Clients with Respiratory Disorders: Respiratory Emergencies – RESPIRATORY FAILURE – Interdisciplinary care – Therapeutic Procedures – Kinetic Therapy
• A special kinetic bed that rotates laterally and alters client positioning to reduce
atelectasis and improve ventilation.
• Nursing actions
– Begin slowly and gradually increase the degree of rotation as tolerated.
– Monitor ECG, Sa02, breath sounds, and blood pressure.
– Stop rotation if clients become distressed.
– Provide routine skin care to prevent breakdown.
– Sedate as needed.
• Client education
– Explain all procedures to clients.
Clients with Respiratory Disorders: Respiratory Emergencies – RESPIRATORY FAILURE – Interdisciplinary care – Client Outcomes
o The client will be able to breathe independently with no respiratory assistance.
o The client will be able to maintain an Sa02 greater than 90% on room air.
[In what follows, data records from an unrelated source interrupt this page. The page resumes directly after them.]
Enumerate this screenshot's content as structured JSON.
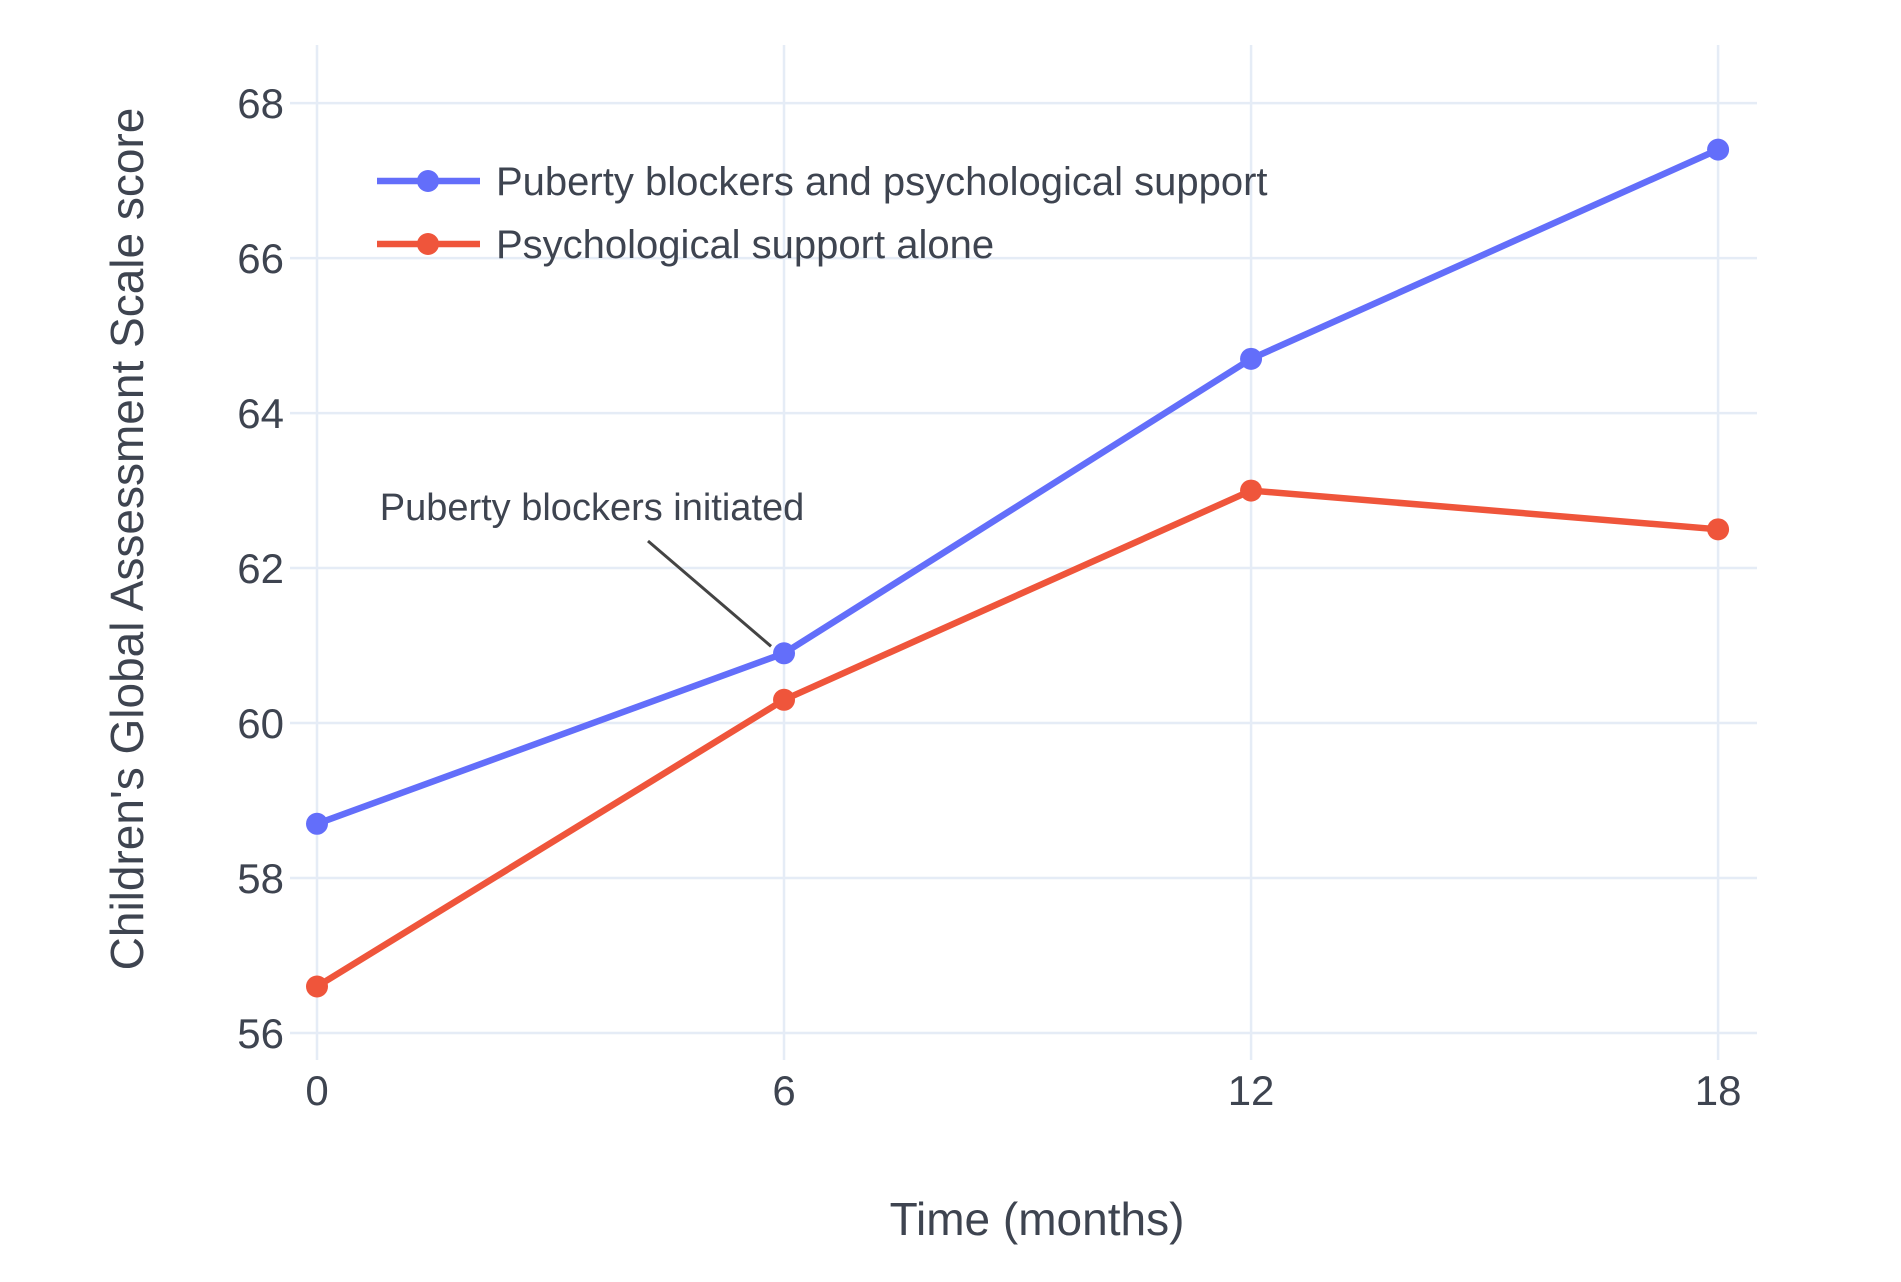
{
  "chart_data": {
    "type": "line",
    "title": "",
    "xlabel": "Time (months)",
    "ylabel": "Children's Global Assessment Scale score",
    "x": [
      0,
      6,
      12,
      18
    ],
    "series": [
      {
        "name": "Puberty blockers and psychological support",
        "color": "#636EFA",
        "values": [
          58.7,
          60.9,
          64.7,
          67.4
        ]
      },
      {
        "name": "Psychological support alone",
        "color": "#EF553B",
        "values": [
          56.6,
          60.3,
          63.0,
          62.5
        ]
      }
    ],
    "xticks": [
      0,
      6,
      12,
      18
    ],
    "yticks": [
      56,
      58,
      60,
      62,
      64,
      66,
      68
    ],
    "xlim": [
      0,
      18.5
    ],
    "ylim": [
      56,
      68.75
    ],
    "grid": true,
    "legend_position": "top-left-inside",
    "annotations": [
      {
        "text": "Puberty blockers initiated",
        "target_series": 0,
        "target_x": 6,
        "target_y": 60.9
      }
    ]
  },
  "styles": {
    "background": "#ffffff",
    "grid_color": "#E5ECF6",
    "text_color": "#3E4450",
    "arrow_color": "#444444"
  }
}
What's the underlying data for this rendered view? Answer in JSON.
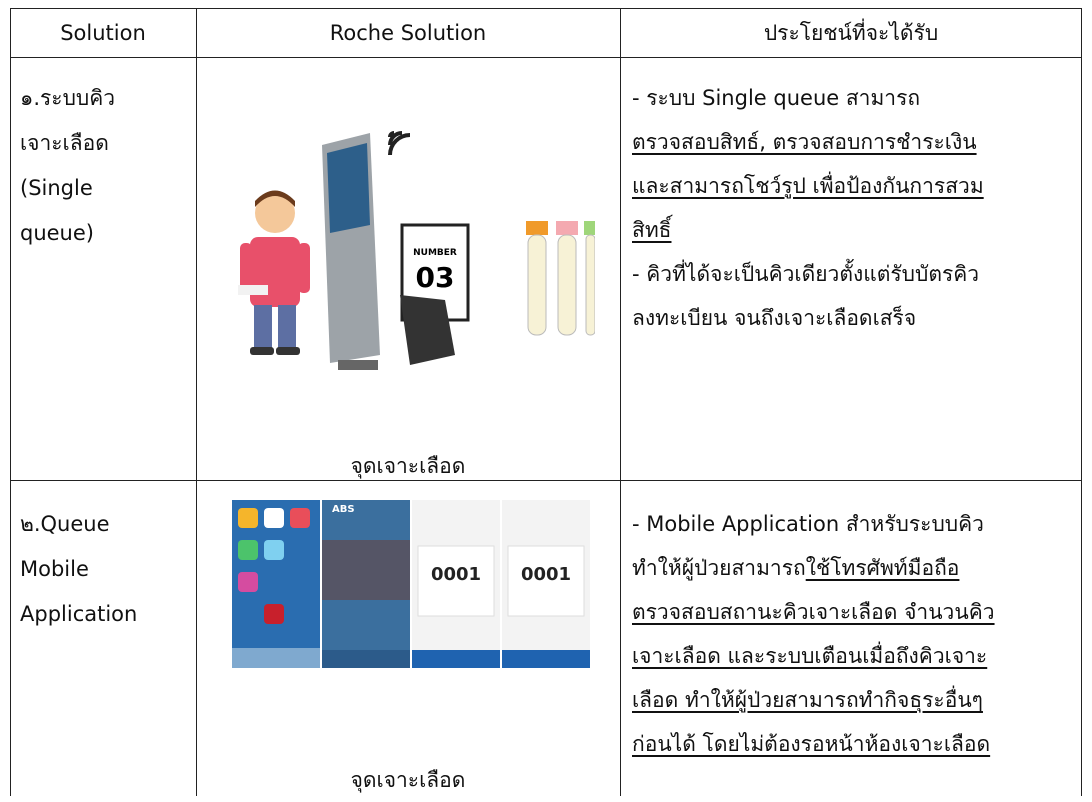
{
  "table": {
    "header": [
      "Solution",
      "Roche Solution",
      "ประโยชน์ที่จะได้รับ"
    ],
    "rows": [
      {
        "solution": [
          "๑.ระบบคิว",
          "เจาะเลือด",
          "(Single",
          "queue)"
        ],
        "image_caption": "จุดเจาะเลือด",
        "image_texts": [
          "NUMBER",
          "03"
        ],
        "benefit": [
          [
            {
              "text": "- ระบบ Single queue สามารถ",
              "underline": false
            }
          ],
          [
            {
              "text": "ตรวจสอบสิทธ์, ตรวจสอบการชำระเงิน",
              "underline": true
            }
          ],
          [
            {
              "text": "และสามารถโชว์รูป เพื่อป้องกันการสวม",
              "underline": true
            }
          ],
          [
            {
              "text": "สิทธิ์",
              "underline": true
            }
          ],
          [
            {
              "text": "- คิวที่ได้จะเป็นคิวเดียวตั้งแต่รับบัตรคิว",
              "underline": false
            }
          ],
          [
            {
              "text": "ลงทะเบียน จนถึงเจาะเลือดเสร็จ",
              "underline": false
            }
          ]
        ]
      },
      {
        "solution": [
          "๒.Queue",
          "Mobile",
          "Application"
        ],
        "image_caption": "จุดเจาะเลือด",
        "image_texts": [
          "ABS",
          "0001",
          "0001"
        ],
        "benefit": [
          [
            {
              "text": "- Mobile Application สำหรับระบบคิว",
              "underline": false
            }
          ],
          [
            {
              "text": "ทำให้ผู้ป่วยสามารถ",
              "underline": false
            },
            {
              "text": "ใช้โทรศัพท์มือถือ",
              "underline": true
            }
          ],
          [
            {
              "text": "ตรวจสอบสถานะคิวเจาะเลือด จำนวนคิว",
              "underline": true
            }
          ],
          [
            {
              "text": "เจาะเลือด และระบบเตือนเมื่อถึงคิวเจาะ",
              "underline": true
            }
          ],
          [
            {
              "text": "เลือด ทำให้ผู้ป่วยสามารถทำกิจธุระอื่นๆ",
              "underline": true
            }
          ],
          [
            {
              "text": "ก่อนได้ โดยไม่ต้องรอหน้าห้องเจาะเลือด",
              "underline": true
            }
          ]
        ]
      }
    ]
  }
}
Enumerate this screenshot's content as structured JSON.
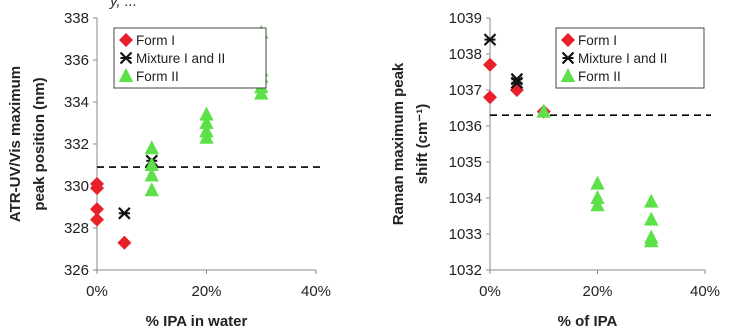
{
  "header_fragment": {
    "text": "y, ...",
    "link": ""
  },
  "chart_data": [
    {
      "type": "scatter",
      "title": "",
      "xlabel": "% IPA in water",
      "ylabel_lines": [
        "ATR-UV/Vis maximum",
        "peak position (nm)"
      ],
      "xlim": [
        0,
        40
      ],
      "ylim": [
        326,
        338
      ],
      "x_ticks": [
        0,
        20,
        40
      ],
      "x_tick_labels": [
        "0%",
        "20%",
        "40%"
      ],
      "y_ticks": [
        326,
        328,
        330,
        332,
        334,
        336,
        338
      ],
      "y_tick_labels": [
        "326",
        "328",
        "330",
        "332",
        "334",
        "336",
        "338"
      ],
      "reference_line": {
        "y": 330.9,
        "style": "dashed"
      },
      "legend": {
        "placement": "top-left"
      },
      "series": [
        {
          "name": "Form I",
          "marker": "diamond",
          "color": "#e8202a",
          "x": [
            0,
            0,
            0,
            0,
            5
          ],
          "y": [
            330.1,
            329.9,
            328.9,
            328.4,
            327.3
          ]
        },
        {
          "name": "Mixture I and II",
          "marker": "asterisk",
          "color": "#111111",
          "x": [
            5,
            10
          ],
          "y": [
            328.7,
            331.2
          ]
        },
        {
          "name": "Form II",
          "marker": "triangle",
          "color": "#5ee04a",
          "x": [
            10,
            10,
            10,
            10,
            20,
            20,
            20,
            20,
            30,
            30,
            30,
            30,
            30
          ],
          "y": [
            331.8,
            331.0,
            330.5,
            329.8,
            333.4,
            333.0,
            332.6,
            332.3,
            337.3,
            335.5,
            335.2,
            334.7,
            334.4
          ]
        }
      ]
    },
    {
      "type": "scatter",
      "title": "",
      "xlabel": "% of IPA",
      "ylabel_lines": [
        "Raman maximum peak",
        "shift (cm⁻¹)"
      ],
      "xlim": [
        0,
        40
      ],
      "ylim": [
        1032,
        1039
      ],
      "x_ticks": [
        0,
        20,
        40
      ],
      "x_tick_labels": [
        "0%",
        "20%",
        "40%"
      ],
      "y_ticks": [
        1032,
        1033,
        1034,
        1035,
        1036,
        1037,
        1038,
        1039
      ],
      "y_tick_labels": [
        "1032",
        "1033",
        "1034",
        "1035",
        "1036",
        "1037",
        "1038",
        "1039"
      ],
      "reference_line": {
        "y": 1036.3,
        "style": "dashed"
      },
      "legend": {
        "placement": "top-right"
      },
      "series": [
        {
          "name": "Form I",
          "marker": "diamond",
          "color": "#e8202a",
          "x": [
            0,
            0,
            5,
            10
          ],
          "y": [
            1037.7,
            1036.8,
            1037.0,
            1036.4
          ]
        },
        {
          "name": "Mixture I and II",
          "marker": "asterisk",
          "color": "#111111",
          "x": [
            0,
            5,
            5
          ],
          "y": [
            1038.4,
            1037.3,
            1037.2
          ]
        },
        {
          "name": "Form II",
          "marker": "triangle",
          "color": "#5ee04a",
          "x": [
            10,
            20,
            20,
            20,
            30,
            30,
            30,
            30
          ],
          "y": [
            1036.4,
            1034.4,
            1034.0,
            1033.8,
            1033.9,
            1033.4,
            1032.9,
            1032.8
          ]
        }
      ]
    }
  ]
}
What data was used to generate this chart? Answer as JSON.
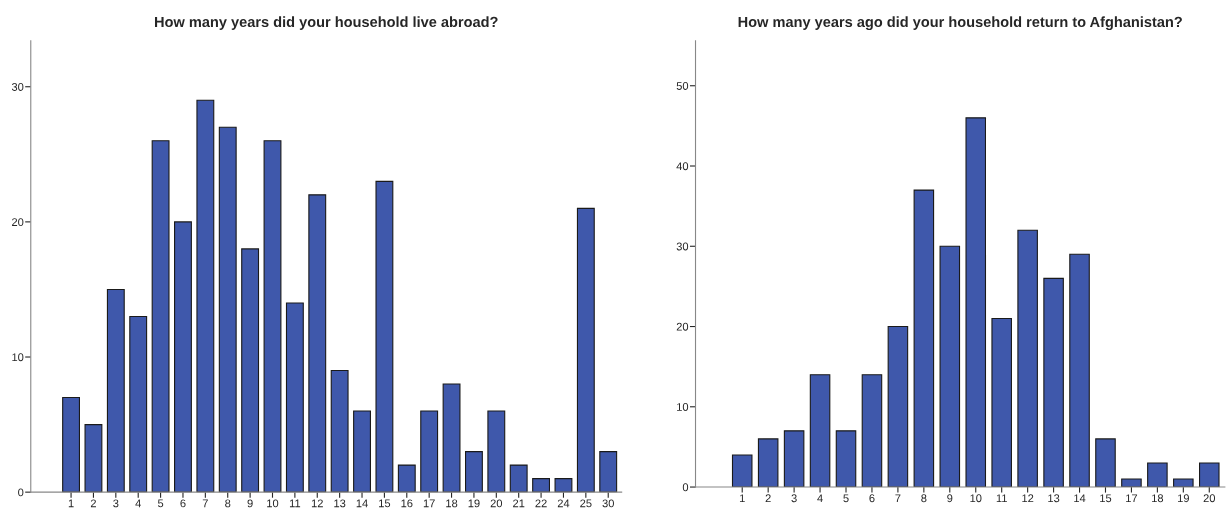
{
  "chart_data": [
    {
      "type": "bar",
      "title": "How many years did your household live abroad?",
      "categories": [
        "1",
        "2",
        "3",
        "4",
        "5",
        "6",
        "7",
        "8",
        "9",
        "10",
        "11",
        "12",
        "13",
        "14",
        "15",
        "16",
        "17",
        "18",
        "19",
        "20",
        "21",
        "22",
        "24",
        "25",
        "30"
      ],
      "values": [
        7,
        5,
        15,
        13,
        26,
        20,
        29,
        27,
        18,
        26,
        14,
        22,
        9,
        6,
        23,
        2,
        6,
        8,
        3,
        6,
        2,
        1,
        1,
        21,
        3
      ],
      "color": "#3f58ab",
      "ylim": [
        0,
        33.4
      ],
      "yticks": [
        0,
        10,
        20,
        30
      ],
      "grid": false
    },
    {
      "type": "bar",
      "title": "How many years ago did your household return to Afghanistan?",
      "categories": [
        "1",
        "2",
        "3",
        "4",
        "5",
        "6",
        "7",
        "8",
        "9",
        "10",
        "11",
        "12",
        "13",
        "14",
        "15",
        "17",
        "18",
        "19",
        "20"
      ],
      "values": [
        4,
        6,
        7,
        14,
        7,
        14,
        20,
        37,
        30,
        46,
        21,
        32,
        26,
        29,
        6,
        1,
        3,
        1,
        3
      ],
      "color": "#3f58ab",
      "ylim": [
        0,
        55.6
      ],
      "yticks": [
        0,
        10,
        20,
        30,
        40,
        50
      ],
      "grid": false
    }
  ]
}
o The client will be free of infection.
o The client will maintain optimal physical and mental functioning.
Clients with Respiratory Disorders: Respiratory Emergencies – RESPIRATORY FAILURE – Complications – Aspiration Pneumonia
• Nursing actions
– Check the cuff on the endotracheal tube for leaks.
– Check suction contents for gastric secretions.
– Verify NG tube placement
Clients with Respiratory Disorders: Respiratory Emergencies – RESPIRATORY FAILURE – Complications – Infection
Nursing actions
– Prevent infection by using proper hand hygiene and suctioning technique.
– Monitor color, amount, and consistency of secretions.
Clients with Respiratory Disorders: Respiratory Emergencies – RESPIRATORY FAILURE – Complications – Blocked endotracheal tube
• The high-pressure alarm on the ventilator may indicate a blocked endotracheal tube.
• Nursing Actions
– Suction secretions to relieve a mucous plug or insert an oral airway to prevent biting on the tube.
Clients with Respiratory Disorders: Respiratory Emergencies – RESPIRATORY FAILURE – Complications – Immobilization
• Can result in muscle atrophy, pneumonia, and pressure sores
• Nursing Actions
– Reposition and suction every 2 hr.
– Provide routine skin care.
– Implement range-of-motion exercises to prevent muscle atrophy.